His name is Slice. They call him that because of the way he mutilates his victims when he kills them. He had a good time carving up that former prosecutor and burning the house down around him. And best of all, he has a mole in the clanking bureaucracy of the prosecutor’s office who can keep him a step ahead of local and federal law-enforcement officials.

As Melanie digs further into the case, her best intentions of raising her daughter responsibly seem to get threadbare. She’s all eaten up by the guilt of not being home with the kid, but that didn’t garner much sympathy here. She came across as a woman with a rather thin moral compass—eagerly wrapping her legs around the waist of her almost-out-of-her life husband one minute and making out with a mysterious FBI agent for whom she clearly has feelings despite the ongoing nature of a faltering marriage.

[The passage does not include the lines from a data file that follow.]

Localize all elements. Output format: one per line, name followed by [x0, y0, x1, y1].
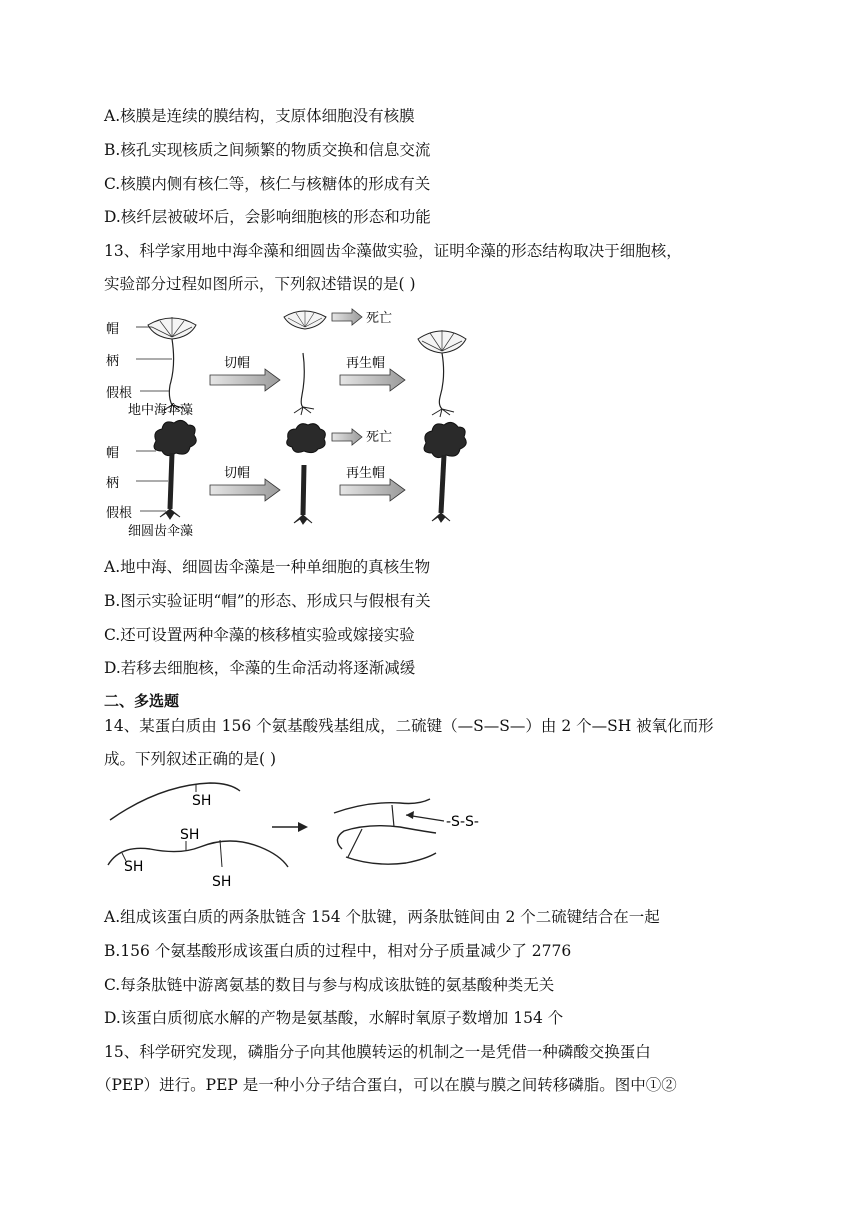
q13-stem-line2: 实验部分过程如图所示，下列叙述错误的是( ) [104, 275, 416, 293]
reaction-arrow [298, 822, 308, 832]
label-cap-top: 帽 [106, 322, 120, 337]
acetabularia-figure [100, 305, 480, 545]
sh-label-2: SH [124, 859, 144, 875]
q12-option-b: B.核孔实现核质之间频繁的物质交换和信息交流 [104, 141, 431, 159]
arrow-cut-top [210, 369, 280, 391]
arrow-cut-top-label: 切帽 [224, 356, 251, 371]
disulfide-bond-1 [392, 805, 394, 827]
q12-option-d: D.核纤层被破坏后，会影响细胞核的形态和功能 [104, 208, 431, 226]
arrow-cut-bottom-label: 切帽 [224, 466, 251, 481]
q15-stem-line2: （PEP）进行。PEP 是一种小分子结合蛋白，可以在膜与膜之间转移磷脂。图中①② [96, 1076, 677, 1094]
death-top: 死亡 [366, 311, 393, 326]
folded-chain-lower-2 [346, 853, 436, 864]
crenulata-intact [154, 420, 196, 519]
species-mediterranea: 地中海伞藻 [128, 403, 194, 418]
ss-label: -S-S- [446, 814, 479, 830]
disulfide-bond-2 [348, 829, 362, 857]
q14-option-b: B.156 个氨基酸形成该蛋白质的过程中，相对分子质量减少了 2776 [104, 942, 572, 960]
label-cap-bottom: 帽 [106, 446, 120, 461]
death-bottom: 死亡 [366, 430, 393, 445]
q13-option-d: D.若移去细胞核，伞藻的生命活动将逐渐减缓 [104, 659, 416, 677]
label-rhizoid-bottom: 假根 [106, 506, 133, 521]
q14-option-a: A.组成该蛋白质的两条肽链含 154 个肽键，两条肽链间由 2 个二硫键结合在一起 [104, 908, 660, 926]
section-heading: 二、多选题 [104, 692, 180, 710]
q13-option-c: C.还可设置两种伞藻的核移植实验或嫁接实验 [104, 626, 415, 644]
q12-option-a: A.核膜是连续的膜结构，支原体细胞没有核膜 [104, 107, 415, 125]
label-stalk-bottom: 柄 [106, 476, 120, 491]
q14-stem-line1: 14、某蛋白质由 156 个氨基酸残基组成，二硫键（—S—S—）由 2 个—SH 被氧化而形 [104, 717, 714, 735]
peptide-chain-upper [110, 783, 240, 820]
disulfide-figure [100, 775, 500, 895]
q15-stem-line1: 15、科学研究发现，磷脂分子向其他膜转运的机制之一是凭借一种磷酸交换蛋白 [104, 1043, 651, 1061]
arrow-regen-bottom-label: 再生帽 [346, 466, 386, 481]
q13-stem-line1: 13、科学家用地中海伞藻和细圆齿伞藻做实验，证明伞藻的形态结构取决于细胞核， [104, 242, 682, 260]
species-crenulata: 细圆齿伞藻 [128, 524, 194, 539]
arrow-cut-bottom [210, 479, 280, 501]
q13-option-a: A.地中海、细圆齿伞藻是一种单细胞的真核生物 [104, 558, 431, 576]
sh-label-4: SH [212, 874, 232, 890]
q13-option-b: B.图示实验证明“帽”的形态、形成只与假根有关 [104, 592, 431, 610]
arrow-regen-top-label: 再生帽 [346, 356, 386, 371]
q14-option-c: C.每条肽链中游离氨基的数目与参与构成该肽链的氨基酸种类无关 [104, 976, 555, 994]
arrow-regen-bottom [340, 479, 405, 501]
folded-chain-lower-1 [337, 826, 436, 849]
mediterranea-intact [148, 317, 196, 413]
folded-chain-upper [334, 799, 430, 813]
sh-label-3: SH [180, 827, 200, 843]
q14-stem-line2: 成。下列叙述正确的是( ) [104, 750, 277, 768]
label-stalk-top: 柄 [106, 354, 120, 369]
q12-option-c: C.核膜内侧有核仁等，核仁与核糖体的形成有关 [104, 175, 431, 193]
label-rhizoid-top: 假根 [106, 386, 133, 401]
q14-option-d: D.该蛋白质彻底水解的产物是氨基酸，水解时氧原子数增加 154 个 [104, 1009, 564, 1027]
sh-label-1: SH [192, 793, 212, 809]
arrow-regen-top [340, 369, 405, 391]
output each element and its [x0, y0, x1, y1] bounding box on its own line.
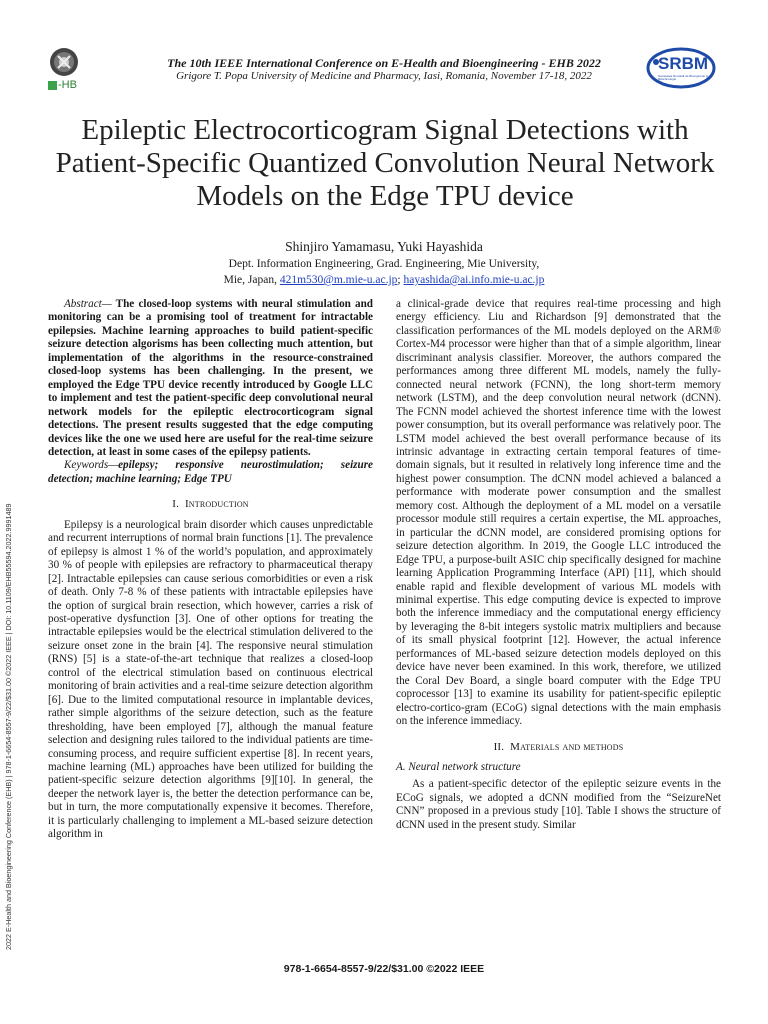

It’s a race against time as Slice finds more witnesses who could have testified at a trial regarding the dead prosecutor and now never will. Melanie must figure out who the mole is in her department before Slice works on her.

I’ll read the next book in this series at some point, just not immediately. For those of you who care, note that the profanity index runs high throughout this. It’s a fast-paced mystery that seems realistic in many ways.